Bookings close to the date of flight have been stronger in recent months as businesses gain confidence in the economic recovery, President Scott Kirby said today on a conference call with analysts.
“When the headlines were bad and catastrophe was around the corner, businesses tended to pull their horns in and that lasted for a short period of time,” Kirby said. “But for businesses to be successful, they need to get out on the road and meet with clients and sell their products. And so we’ve seen that kick back in.”
Spirit Airlines Inc., the low-cost carrier with the highest fees in the industry, reported a profit of $45.8 million excluding certain items, or 63 cents a share, which topped the 62-cent average of analysts’ estimates.

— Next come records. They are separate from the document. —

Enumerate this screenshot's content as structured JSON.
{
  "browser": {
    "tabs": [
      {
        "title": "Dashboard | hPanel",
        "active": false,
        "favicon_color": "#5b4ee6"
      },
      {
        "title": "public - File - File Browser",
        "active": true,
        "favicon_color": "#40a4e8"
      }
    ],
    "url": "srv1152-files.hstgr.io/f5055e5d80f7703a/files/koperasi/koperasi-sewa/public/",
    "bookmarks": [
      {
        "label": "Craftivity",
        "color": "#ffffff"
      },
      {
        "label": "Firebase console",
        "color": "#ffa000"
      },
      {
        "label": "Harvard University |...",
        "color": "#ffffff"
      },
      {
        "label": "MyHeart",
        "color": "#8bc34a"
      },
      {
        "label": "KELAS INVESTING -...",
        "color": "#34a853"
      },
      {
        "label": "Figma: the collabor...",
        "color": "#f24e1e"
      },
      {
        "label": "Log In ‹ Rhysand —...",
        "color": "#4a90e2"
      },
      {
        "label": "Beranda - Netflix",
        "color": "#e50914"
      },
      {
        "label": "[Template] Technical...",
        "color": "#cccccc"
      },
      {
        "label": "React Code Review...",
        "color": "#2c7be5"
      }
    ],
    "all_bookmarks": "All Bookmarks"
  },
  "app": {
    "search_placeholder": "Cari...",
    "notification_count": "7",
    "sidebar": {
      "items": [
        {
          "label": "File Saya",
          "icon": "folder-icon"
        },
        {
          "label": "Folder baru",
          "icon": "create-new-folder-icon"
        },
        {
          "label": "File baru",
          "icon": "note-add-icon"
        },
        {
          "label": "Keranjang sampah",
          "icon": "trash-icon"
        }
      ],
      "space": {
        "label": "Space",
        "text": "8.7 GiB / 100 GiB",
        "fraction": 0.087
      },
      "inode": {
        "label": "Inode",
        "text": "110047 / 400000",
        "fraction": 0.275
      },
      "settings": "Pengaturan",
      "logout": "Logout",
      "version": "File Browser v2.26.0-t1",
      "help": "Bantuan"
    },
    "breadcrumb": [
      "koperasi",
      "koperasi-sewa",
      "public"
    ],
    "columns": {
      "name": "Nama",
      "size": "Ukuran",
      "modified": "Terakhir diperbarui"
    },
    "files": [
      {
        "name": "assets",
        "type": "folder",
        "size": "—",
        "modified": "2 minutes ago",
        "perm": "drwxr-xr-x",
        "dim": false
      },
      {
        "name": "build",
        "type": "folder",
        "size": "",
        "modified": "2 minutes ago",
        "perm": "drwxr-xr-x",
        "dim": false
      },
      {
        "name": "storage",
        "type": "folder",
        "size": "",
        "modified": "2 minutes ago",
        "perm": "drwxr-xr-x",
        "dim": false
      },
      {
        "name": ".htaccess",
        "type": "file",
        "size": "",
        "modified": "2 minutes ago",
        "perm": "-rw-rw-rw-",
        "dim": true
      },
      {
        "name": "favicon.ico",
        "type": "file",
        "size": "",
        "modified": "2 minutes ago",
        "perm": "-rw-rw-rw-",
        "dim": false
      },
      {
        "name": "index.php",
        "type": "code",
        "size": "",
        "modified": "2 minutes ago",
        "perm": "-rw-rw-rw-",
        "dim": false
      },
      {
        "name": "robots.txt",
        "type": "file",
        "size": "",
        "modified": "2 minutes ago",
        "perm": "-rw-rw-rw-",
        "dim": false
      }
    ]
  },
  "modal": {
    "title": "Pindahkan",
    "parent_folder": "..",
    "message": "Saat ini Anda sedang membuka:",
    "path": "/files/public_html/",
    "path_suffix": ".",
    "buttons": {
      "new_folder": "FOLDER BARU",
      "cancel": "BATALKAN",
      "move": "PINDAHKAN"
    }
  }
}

Revenue at the Miramar, Florida-based carrier rose 18 percent to $407.3 million, helped by “dynamic” pricing on seat assignments and rising sales on vacation packages, CEO Ben Baldanza said.
“We’re becoming smarter about the way we’re pricing the things we already sell,” Baldanza said on conference call.
Last week, American Airlines said its second-quarter profit was $357 million, excluding $124 million in reorganization costs and $13 million in other expenses that the company considers one-time.
“They have more pricing power and an ability to take on fees,” Derchin said. “It’s been a Darwinian struggle of survival of the fittest, but we ended up with the fittest, who are actually going to be pretty profitable.”